Rogers Mandu, 33, is a social scientist. A student in the Ugandan class of the Save the Mothers Master of Public Health Leadership program, he is in his second year of study.
Fortunate Kagumaho interviewed Rogers about why he joined the program, and how he hopes to use his education to help bring about change for mothers and newborns in his community.
FK: What motivated you to apply to the program?
RM: It was the persistent burden of mothers dying in Uganda; currently in Uganda, out of every 100,000 live births, 336 women still die. I want to contribute positively towards the achievement of the sustainable development goal of 70 deaths per 100,000 live births by the year 2030.
FK: What do you most appreciate about the program?
RM: I like the leadership component embedded in the Masters of Public Health. I have been working in the Busoga region, in hospitals in the East Central region of Uganda. One of the most important areas of focus in our work is leadership and governance in maternal and newborn care. I also like the flexibility of the course. The timing of the face-to-face [in class] sessions allows working students to continue to work as they study.
FK: What would you like readers of our blog to know about the challenges faced by East Africans in achieving good maternal and child health?
RM: One of the challenges we face is the issue of governance and leadership in the health care facilities. Most hospital managers have not historically given priority to maternal care services in terms of resource allocation.
The government policy towards maternal health is still on paper, the reality on the ground is still wanting. This is as a result of the centralization of supply of essential drugs and other supplies. Drugs frequently go out of stock as do other consumables [sutures, bandages, etc.] whose supply follows a predetermined schedule. This leaves the hospitals with little to do other than asking the patients/mothers to buy most of the items, and yet the majority of women cannot afford such things.
The situation is made worse with human resource gaps of critical staff that are needed to save mothers.
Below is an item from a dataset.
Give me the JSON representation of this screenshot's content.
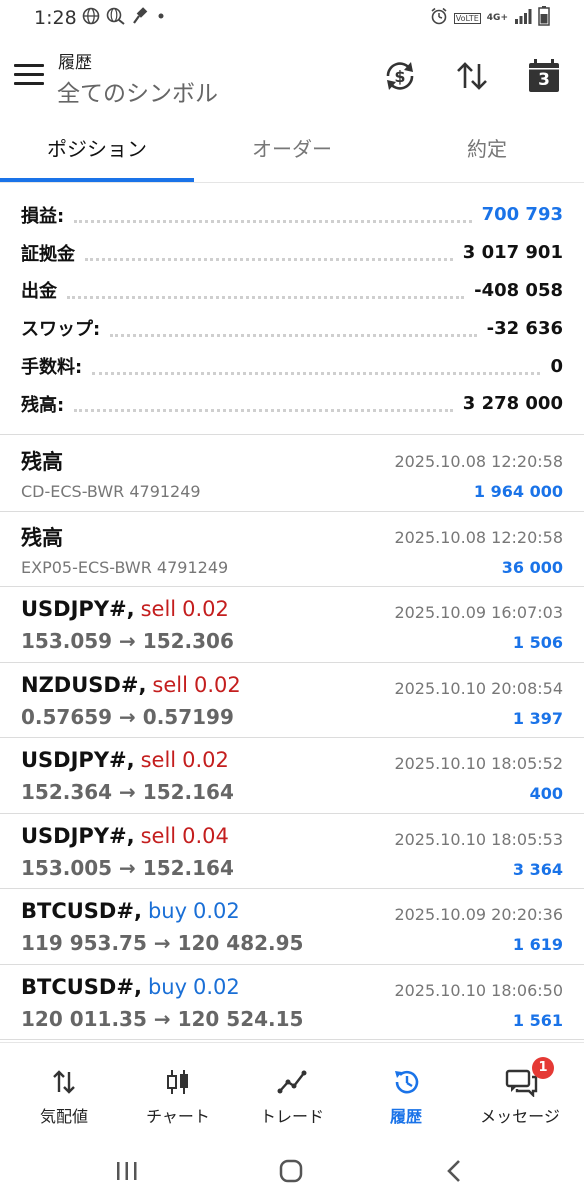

Anesthetic officers, medical officers and theatre nurses are among the most critical and yet these are lacking in most of the health facilities where emergency obstetric care services should be provided. This then translates into the additional burden to the higher level hospitals and results in overcrowding and poor quality of care.
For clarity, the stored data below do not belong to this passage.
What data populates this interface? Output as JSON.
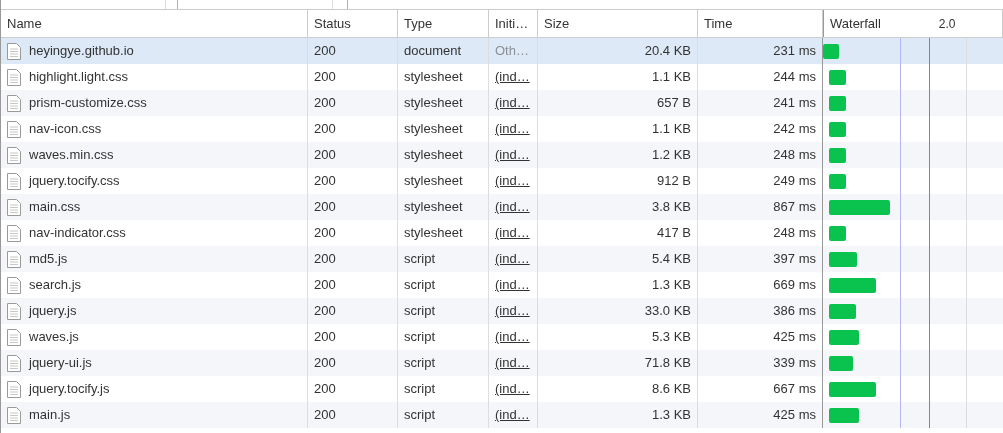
{
  "table": {
    "columns": [
      "Name",
      "Status",
      "Type",
      "Initi…",
      "Size",
      "Time",
      "Waterfall"
    ],
    "waterfall_tick": "2.0",
    "rows": [
      {
        "name": "heyingye.github.io",
        "status": "200",
        "type": "document",
        "initiator": "Oth…",
        "kind": "other",
        "size": "20.4 KB",
        "time": "231 ms",
        "selected": true
      },
      {
        "name": "highlight.light.css",
        "status": "200",
        "type": "stylesheet",
        "initiator": "(ind…",
        "kind": "link",
        "size": "1.1 KB",
        "time": "244 ms",
        "selected": false
      },
      {
        "name": "prism-customize.css",
        "status": "200",
        "type": "stylesheet",
        "initiator": "(ind…",
        "kind": "link",
        "size": "657 B",
        "time": "241 ms",
        "selected": false
      },
      {
        "name": "nav-icon.css",
        "status": "200",
        "type": "stylesheet",
        "initiator": "(ind…",
        "kind": "link",
        "size": "1.1 KB",
        "time": "242 ms",
        "selected": false
      },
      {
        "name": "waves.min.css",
        "status": "200",
        "type": "stylesheet",
        "initiator": "(ind…",
        "kind": "link",
        "size": "1.2 KB",
        "time": "248 ms",
        "selected": false
      },
      {
        "name": "jquery.tocify.css",
        "status": "200",
        "type": "stylesheet",
        "initiator": "(ind…",
        "kind": "link",
        "size": "912 B",
        "time": "249 ms",
        "selected": false
      },
      {
        "name": "main.css",
        "status": "200",
        "type": "stylesheet",
        "initiator": "(ind…",
        "kind": "link",
        "size": "3.8 KB",
        "time": "867 ms",
        "selected": false
      },
      {
        "name": "nav-indicator.css",
        "status": "200",
        "type": "stylesheet",
        "initiator": "(ind…",
        "kind": "link",
        "size": "417 B",
        "time": "248 ms",
        "selected": false
      },
      {
        "name": "md5.js",
        "status": "200",
        "type": "script",
        "initiator": "(ind…",
        "kind": "link",
        "size": "5.4 KB",
        "time": "397 ms",
        "selected": false
      },
      {
        "name": "search.js",
        "status": "200",
        "type": "script",
        "initiator": "(ind…",
        "kind": "link",
        "size": "1.3 KB",
        "time": "669 ms",
        "selected": false
      },
      {
        "name": "jquery.js",
        "status": "200",
        "type": "script",
        "initiator": "(ind…",
        "kind": "link",
        "size": "33.0 KB",
        "time": "386 ms",
        "selected": false
      },
      {
        "name": "waves.js",
        "status": "200",
        "type": "script",
        "initiator": "(ind…",
        "kind": "link",
        "size": "5.3 KB",
        "time": "425 ms",
        "selected": false
      },
      {
        "name": "jquery-ui.js",
        "status": "200",
        "type": "script",
        "initiator": "(ind…",
        "kind": "link",
        "size": "71.8 KB",
        "time": "339 ms",
        "selected": false
      },
      {
        "name": "jquery.tocify.js",
        "status": "200",
        "type": "script",
        "initiator": "(ind…",
        "kind": "link",
        "size": "8.6 KB",
        "time": "667 ms",
        "selected": false
      },
      {
        "name": "main.js",
        "status": "200",
        "type": "script",
        "initiator": "(ind…",
        "kind": "link",
        "size": "1.3 KB",
        "time": "425 ms",
        "selected": false
      }
    ]
  }
}
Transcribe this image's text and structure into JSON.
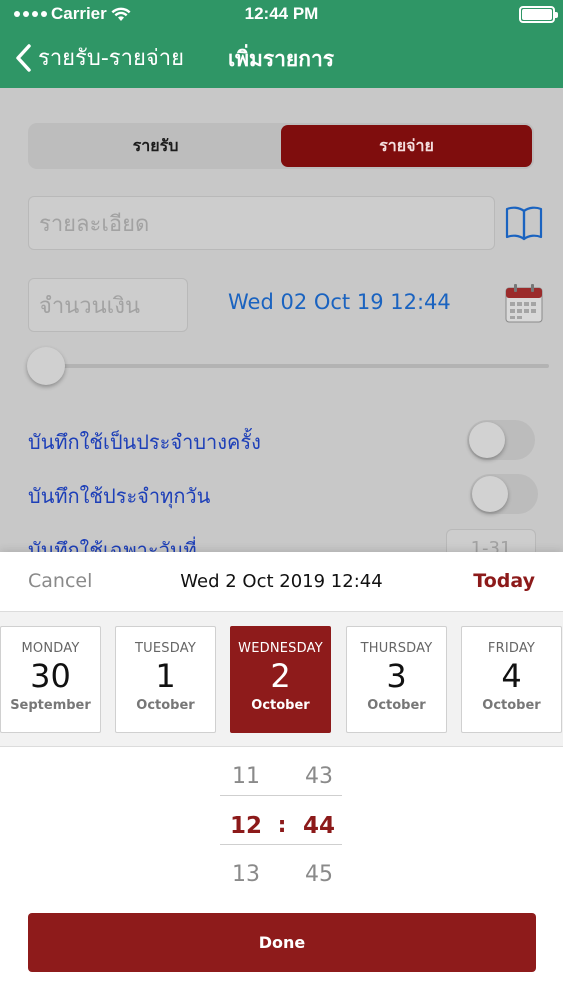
{
  "status_bar": {
    "carrier": "Carrier",
    "time": "12:44 PM"
  },
  "navbar": {
    "back_label": "รายรับ-รายจ่าย",
    "title": "เพิ่มรายการ"
  },
  "segment": {
    "income": "รายรับ",
    "expense": "รายจ่าย",
    "selected": "รายจ่าย"
  },
  "form": {
    "detail_placeholder": "รายละเอียด",
    "amount_placeholder": "จำนวนเงิน",
    "date_value": "Wed 02 Oct 19 12:44",
    "toggle_1_label": "บันทึกใช้เป็นประจำบางครั้ง",
    "toggle_2_label": "บันทึกใช้ประจำทุกวัน",
    "toggle_3_label": "บันทึกใช้เฉพาะวันที่",
    "range_value": "1-31"
  },
  "picker": {
    "cancel_label": "Cancel",
    "title": "Wed 2 Oct 2019 12:44",
    "today_label": "Today",
    "days": [
      {
        "dow": "MONDAY",
        "num": "30",
        "month": "September"
      },
      {
        "dow": "TUESDAY",
        "num": "1",
        "month": "October"
      },
      {
        "dow": "WEDNESDAY",
        "num": "2",
        "month": "October"
      },
      {
        "dow": "THURSDAY",
        "num": "3",
        "month": "October"
      },
      {
        "dow": "FRIDAY",
        "num": "4",
        "month": "October"
      }
    ],
    "selected_day_index": 2,
    "hours": [
      "11",
      "12",
      "13"
    ],
    "minutes": [
      "43",
      "44",
      "45"
    ],
    "separator": ":",
    "done_label": "Done"
  },
  "colors": {
    "navbar": "#2f9666",
    "accent_red": "#8e1b1b",
    "link_blue": "#1a63c0",
    "toggle_label_blue": "#1d3fb8"
  }
}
FK: Is there anything else you’d like us to know about you, your work, or your hopes for your MPHL education?
RM: Yes! I work with the Preterm Birth Initiative research study implemented by Makerere University’s school of public health, which supports six hospitals in East Central Uganda. My hope for the MPHL program is to acquire more knowledge on leadership and governance and its influence on service delivery within the health systems in Uganda. I also hope to contribute to policy influence through publications from my research findings.